As It Was: Family Substitutes Sorghum Molasses for Scarce Sugar
Sugar was scarce and expensive in the pioneer West, arriving overland or being brought on ships and then freighted on pack animals or wagons to small towns. There was wild honey to be found, but not enough for everyone.
Consequently, William and Hester Pence took to making sorghum molasses as a substitute for cane sugar.
The Pences came to Southern Oregon in the 1870s, reaching Redding, Calif., by train and the Illinois Valley by wagon. There, with their eight children, they built mining ditches for a Chinese contractor, then moved to the Applegate Valley to work in the larger mines. Finally, they bought a place of their own three miles up Elk Creek near Trail, Ore.

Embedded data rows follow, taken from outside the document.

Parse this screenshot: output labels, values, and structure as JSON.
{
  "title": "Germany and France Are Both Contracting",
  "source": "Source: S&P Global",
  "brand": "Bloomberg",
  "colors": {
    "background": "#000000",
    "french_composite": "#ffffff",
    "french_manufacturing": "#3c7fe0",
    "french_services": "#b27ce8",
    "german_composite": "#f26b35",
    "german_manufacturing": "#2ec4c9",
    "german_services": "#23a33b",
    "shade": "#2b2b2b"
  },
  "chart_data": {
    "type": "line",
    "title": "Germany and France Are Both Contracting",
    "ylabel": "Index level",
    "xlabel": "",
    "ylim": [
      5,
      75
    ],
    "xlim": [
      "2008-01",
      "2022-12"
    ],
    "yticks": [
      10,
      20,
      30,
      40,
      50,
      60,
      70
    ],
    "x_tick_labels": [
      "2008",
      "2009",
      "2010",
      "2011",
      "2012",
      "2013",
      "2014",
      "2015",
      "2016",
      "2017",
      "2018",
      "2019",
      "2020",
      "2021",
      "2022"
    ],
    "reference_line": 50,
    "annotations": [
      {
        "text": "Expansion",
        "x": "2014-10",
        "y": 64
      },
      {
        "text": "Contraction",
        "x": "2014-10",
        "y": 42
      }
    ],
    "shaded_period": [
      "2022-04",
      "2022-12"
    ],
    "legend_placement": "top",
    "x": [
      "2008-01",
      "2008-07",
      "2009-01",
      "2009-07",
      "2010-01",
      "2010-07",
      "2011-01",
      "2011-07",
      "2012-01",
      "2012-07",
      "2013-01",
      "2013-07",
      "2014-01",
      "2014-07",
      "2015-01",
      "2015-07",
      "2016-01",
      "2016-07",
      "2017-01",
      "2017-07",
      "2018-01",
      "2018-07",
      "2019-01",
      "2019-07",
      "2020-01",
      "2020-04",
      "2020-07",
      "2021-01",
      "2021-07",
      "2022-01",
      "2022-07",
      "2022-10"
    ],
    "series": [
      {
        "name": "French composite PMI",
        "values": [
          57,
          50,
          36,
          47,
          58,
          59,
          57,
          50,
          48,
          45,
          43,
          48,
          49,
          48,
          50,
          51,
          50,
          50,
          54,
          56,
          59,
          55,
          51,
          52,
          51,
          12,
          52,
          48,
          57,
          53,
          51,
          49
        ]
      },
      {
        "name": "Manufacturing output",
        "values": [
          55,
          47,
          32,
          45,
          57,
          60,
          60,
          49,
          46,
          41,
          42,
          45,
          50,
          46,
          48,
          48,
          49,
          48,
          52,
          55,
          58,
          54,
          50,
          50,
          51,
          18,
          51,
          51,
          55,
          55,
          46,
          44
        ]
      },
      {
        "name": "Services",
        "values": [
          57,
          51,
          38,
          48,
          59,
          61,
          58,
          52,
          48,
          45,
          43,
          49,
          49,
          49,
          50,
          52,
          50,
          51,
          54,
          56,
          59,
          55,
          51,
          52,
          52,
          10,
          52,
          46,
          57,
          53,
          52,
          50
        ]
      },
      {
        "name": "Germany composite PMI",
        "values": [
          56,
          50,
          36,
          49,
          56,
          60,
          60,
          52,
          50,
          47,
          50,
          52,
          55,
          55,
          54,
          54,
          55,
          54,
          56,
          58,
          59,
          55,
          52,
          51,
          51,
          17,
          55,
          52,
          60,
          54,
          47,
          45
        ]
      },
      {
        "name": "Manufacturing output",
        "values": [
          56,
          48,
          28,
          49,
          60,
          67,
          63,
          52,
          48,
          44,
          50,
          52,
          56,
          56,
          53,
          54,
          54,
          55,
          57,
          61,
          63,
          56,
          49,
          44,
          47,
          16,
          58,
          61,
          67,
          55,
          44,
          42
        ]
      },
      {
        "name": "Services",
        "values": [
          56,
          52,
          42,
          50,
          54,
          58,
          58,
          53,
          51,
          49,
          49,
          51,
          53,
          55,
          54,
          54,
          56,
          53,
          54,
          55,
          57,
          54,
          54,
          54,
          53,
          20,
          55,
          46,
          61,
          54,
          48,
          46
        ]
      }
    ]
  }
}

It was on this farm that Pence planted a field of sorghum for a cash crop. In the late fall, they stripped the leaves from the corn-like canes, ran the canes through a crusher, then boiled down the juice and placed it in a 16-foot-long copper pan over a fire pit.
They were able to extract about 100 pounds of sorghum molasses a day which brought a good price from their neighbors and local markets.
Sources: Vernon, Janet C., and Susan C. Vernon. Rob Roy Cameron and Dorothy Viola Hansen Cameron: A Family History. authors, 2001, pp. 4-5; Horsman, Reginald. Feast or Famine: Food and Drink in American Westward Expansion. University of Missouri Press, 2008, p. 4.